Aux termes de l’article L.1152-4 du code du travail, lorsque survient un litige relatif à l’application des articles L. 1152-1 à L. 1152-3 et L. 1153-1 à L. 1153-4, le candidat à un emploi, à un stage ou à une période de formation en entreprise ou le salarié présente des éléments de fait laissant supposer l’existence d’un harcèlement.
Au vu de ces éléments, il incombe à la partie défenderesse de prouver que ces agissements ne sont pas constitutifs d’un tel harcèlement et que sa décision est justifiée par des éléments objectifs étrangers à tout harcèlement.
Le juge forme sa conviction après avoir ordonné, en cas de besoin, toutes les mesures d’instruction qu’il estime utiles.
Il importe peu que le salarié n’ait pas qualifié les faits qu’il dénonce de harcèlement moral.
En l’espèce, Mme [Z] fait état des agissements suivants:
— des mesures vexatoires répétées de la hiérarchie, son dénigrement, son absence de formation; avoir été affectée à un poste inférieur à celui initialement prévu au motif qu’il n’y aurait pas travail pour le poste qu’elle était censée occuper;
— l’absence de badge et d’habilitation la rendant dépendante de Monsieur [T] à tel point qu’elle devait calquer ses horaires de travail sur les siennes et se connecter via ses codes d’accès;
— des propos déplacés de celui-ci à son égard;
— un relationnel conflictuel avec sa responsable N+1 consistant en un abus d’autorité, lui reprochant par exemple de ne pas lui avoir dit au revoir le 22 juillet, ce qui a généré l’entretien du 23 juillet, en critiquant systématiquement son travail ou en tenant des propos désobligeants;
— avoir été laissée sans travail pendant plusieurs jours malgré ses demandes réitérées; avoir été mise à l’écart de toute l’équipe, exclue de toute réunion, isolée dans un bureau.
S’agissant du premier fait, l’employeur ne conteste pas que la salariée n’avait pas les habilitations nécessaires et devait se connecter avec les identifiants de son référent, Monsieur [L] [T], et se caler en conséquences sur ses horaires.
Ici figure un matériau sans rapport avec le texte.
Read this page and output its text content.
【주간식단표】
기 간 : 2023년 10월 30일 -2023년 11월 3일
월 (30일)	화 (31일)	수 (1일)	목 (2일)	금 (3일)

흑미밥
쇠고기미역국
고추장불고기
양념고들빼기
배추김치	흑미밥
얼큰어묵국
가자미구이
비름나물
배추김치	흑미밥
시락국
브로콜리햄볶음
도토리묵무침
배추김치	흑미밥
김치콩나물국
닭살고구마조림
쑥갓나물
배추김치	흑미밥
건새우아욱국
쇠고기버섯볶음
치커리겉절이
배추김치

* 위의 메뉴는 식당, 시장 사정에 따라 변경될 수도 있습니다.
Toutefois face à ces difficultés elle a été autorisée à venir plus tôt, les habilitations étant intervenues finalement en novembre 2018, étant observé que l’employeur justifie des contacts avec la direction des services informatiques et des problèmes d’habilitation généraux à toute nouvelle arrivée.
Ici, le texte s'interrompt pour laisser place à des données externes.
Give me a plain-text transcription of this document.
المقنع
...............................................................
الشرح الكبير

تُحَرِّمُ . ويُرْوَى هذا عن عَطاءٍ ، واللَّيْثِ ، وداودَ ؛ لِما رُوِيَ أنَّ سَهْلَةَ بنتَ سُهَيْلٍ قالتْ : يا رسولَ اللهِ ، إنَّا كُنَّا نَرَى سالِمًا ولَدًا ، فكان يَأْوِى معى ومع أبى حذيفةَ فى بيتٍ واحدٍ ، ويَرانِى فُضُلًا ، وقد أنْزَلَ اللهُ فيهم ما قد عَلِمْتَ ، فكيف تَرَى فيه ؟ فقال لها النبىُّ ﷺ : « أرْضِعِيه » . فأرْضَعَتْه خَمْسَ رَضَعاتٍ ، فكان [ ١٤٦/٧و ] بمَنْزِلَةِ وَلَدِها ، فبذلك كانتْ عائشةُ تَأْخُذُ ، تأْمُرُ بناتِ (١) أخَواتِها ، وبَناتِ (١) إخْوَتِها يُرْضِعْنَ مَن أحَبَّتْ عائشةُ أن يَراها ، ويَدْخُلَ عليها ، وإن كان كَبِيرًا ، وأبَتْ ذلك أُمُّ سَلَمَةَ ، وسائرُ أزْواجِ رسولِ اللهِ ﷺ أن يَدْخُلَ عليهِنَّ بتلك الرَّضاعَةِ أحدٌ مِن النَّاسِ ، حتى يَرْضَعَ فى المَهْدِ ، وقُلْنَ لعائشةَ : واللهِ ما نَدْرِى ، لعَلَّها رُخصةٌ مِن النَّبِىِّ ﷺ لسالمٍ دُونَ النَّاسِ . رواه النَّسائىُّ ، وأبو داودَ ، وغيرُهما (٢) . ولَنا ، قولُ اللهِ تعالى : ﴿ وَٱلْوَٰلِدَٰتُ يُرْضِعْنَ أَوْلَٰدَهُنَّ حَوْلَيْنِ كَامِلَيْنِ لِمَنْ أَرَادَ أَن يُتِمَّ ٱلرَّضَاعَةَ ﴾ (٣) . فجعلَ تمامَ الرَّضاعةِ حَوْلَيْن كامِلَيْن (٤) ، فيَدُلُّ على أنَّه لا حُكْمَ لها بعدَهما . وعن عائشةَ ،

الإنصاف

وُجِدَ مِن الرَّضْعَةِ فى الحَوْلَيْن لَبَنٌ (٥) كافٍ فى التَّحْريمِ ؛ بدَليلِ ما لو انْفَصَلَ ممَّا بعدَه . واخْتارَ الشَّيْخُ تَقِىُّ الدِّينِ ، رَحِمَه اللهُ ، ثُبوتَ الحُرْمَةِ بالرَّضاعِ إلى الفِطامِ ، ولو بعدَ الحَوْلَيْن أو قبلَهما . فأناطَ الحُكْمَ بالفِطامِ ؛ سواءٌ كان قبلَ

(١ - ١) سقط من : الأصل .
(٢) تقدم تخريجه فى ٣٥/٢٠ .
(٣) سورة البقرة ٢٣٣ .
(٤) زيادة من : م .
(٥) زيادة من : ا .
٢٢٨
Le fait ne sera pas retenu.
S’agissant du poste de la salariée et de la formation, il est démontré et pas contesté que le poste ne correspondait pas à celui sur lequel la salariée avait postulé et obtenu sa mutation sur le site de [Localité 6].
L’employeur plaide que l’activité de rattachement qui lui a été attribuée était temporaire avant que les missions de la salariée se concentrent sur les activités dites 'allocataires'. D’autres tâches lui ont été confiées, après échange avec un représentant de la Direction des Ressources humaines (attestation, mise à jour enfant à charge, RIB) et dont elle s’est déclarée satisfaire à l’exmen des échanges. Elle a par ailleurs bénéficié d’un plan de formation selon le mail adressé le 3 décembre 2018.
Par ailleurs, le responsable devait lui préciser que la montée en compétences sur les autres activités dépendait des directives des services centraux sur lesquelles il n’avait pas autorité.
Par ailleurs, la chronologie des événements fait apparaître que Mme [Z] a été placée en arrêt de travail du 16 au 19 novembre 2018, soit à peine quinze jours après sa prise de poste sur le site de [Localité 6], puis après dix jours de travail, du 4 décembre 2018 de manière ininterrompue jusqu’au 9 juin 2019. Elle aurait travaillé de façon effective 51 jours de son arrivée sur le site de [Localité 6] à la date de son licenciement.
Le fait n’est pas retenu.
S’agissant des propos de M. [T] ou l’abus d’autorité de sa N+1, il n’est pas contesté ainsi qu’il ressort de l’extrait du procès verbal du CHSCT du 29 octobre 2019 que les problèmes relationnels avec le référent avaient été réglés depuis l’entretien en 2018.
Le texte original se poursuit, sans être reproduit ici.